The reason all this is so important is not because of some complicated theology that scholars can still debate, but because it tells us something about ourselves. Yes Jesus has this intimate relationship with the Father, even to the point where he agrees to die and the Father raises him up – but so do we!

John in the letter we read today says “See what love the Father has bestowed on us that we may be called the children of God. Yet so we are.” We are children, independent beings, not slaves (as Paul says), or in a more modern way of thinking, not just robots programed to do what God wants. We can and must make decisions for ourselves, as Jesus had to.

All this is because of love – the love between Jesus and the Father, the love between the Father and Jesus and us. As John has Jesus tell his disciples before his death:

Whoever has my commandments and observes them is the one who loves me. And whoever loves me will be loved by my Father, and I will love him and reveal myself to him.”

John 14:19,21

Love is only possible between people who are free. You cannot force someone to love.

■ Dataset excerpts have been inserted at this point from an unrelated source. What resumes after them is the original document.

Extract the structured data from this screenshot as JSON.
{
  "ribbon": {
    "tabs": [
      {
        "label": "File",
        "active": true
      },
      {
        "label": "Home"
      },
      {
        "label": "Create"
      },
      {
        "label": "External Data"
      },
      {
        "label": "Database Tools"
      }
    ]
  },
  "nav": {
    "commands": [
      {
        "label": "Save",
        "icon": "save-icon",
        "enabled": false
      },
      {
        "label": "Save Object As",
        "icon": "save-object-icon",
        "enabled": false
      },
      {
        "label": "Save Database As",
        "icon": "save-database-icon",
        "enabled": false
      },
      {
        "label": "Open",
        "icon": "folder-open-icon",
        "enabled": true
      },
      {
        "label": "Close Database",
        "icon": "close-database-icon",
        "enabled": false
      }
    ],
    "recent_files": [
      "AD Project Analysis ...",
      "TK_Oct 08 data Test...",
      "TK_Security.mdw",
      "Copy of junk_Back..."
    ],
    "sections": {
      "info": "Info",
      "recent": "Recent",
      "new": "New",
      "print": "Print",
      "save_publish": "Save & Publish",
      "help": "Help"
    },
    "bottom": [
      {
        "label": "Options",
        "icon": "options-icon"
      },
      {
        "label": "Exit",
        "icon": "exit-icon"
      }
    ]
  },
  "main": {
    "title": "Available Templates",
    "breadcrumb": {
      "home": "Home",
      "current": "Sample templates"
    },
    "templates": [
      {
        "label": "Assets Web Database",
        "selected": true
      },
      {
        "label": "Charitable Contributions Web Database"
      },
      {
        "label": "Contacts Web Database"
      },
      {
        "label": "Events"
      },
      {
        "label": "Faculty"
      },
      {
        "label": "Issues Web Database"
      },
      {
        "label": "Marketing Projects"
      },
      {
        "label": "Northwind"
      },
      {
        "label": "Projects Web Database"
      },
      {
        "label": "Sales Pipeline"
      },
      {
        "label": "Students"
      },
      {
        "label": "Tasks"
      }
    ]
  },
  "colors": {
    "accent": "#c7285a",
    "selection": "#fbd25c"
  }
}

We are invited into this relationship between Jesus and the Father, his Father, our Father. We can do whatever we want, but if we choose to follow the commandments that Jesus gave us, that he got from the Father, then we are as close to the Father as Jesus was and is. We even chose to die, as Jesus did, because he went there before us. We know that in laying down our lives, in accepting God’s power, we will live with Him. Choosing to die might still sound scary but we really don’t need to be scared, we can let go and allow ourselves to be saved, to live in the love of Jesus and the Father. What could possibly be better.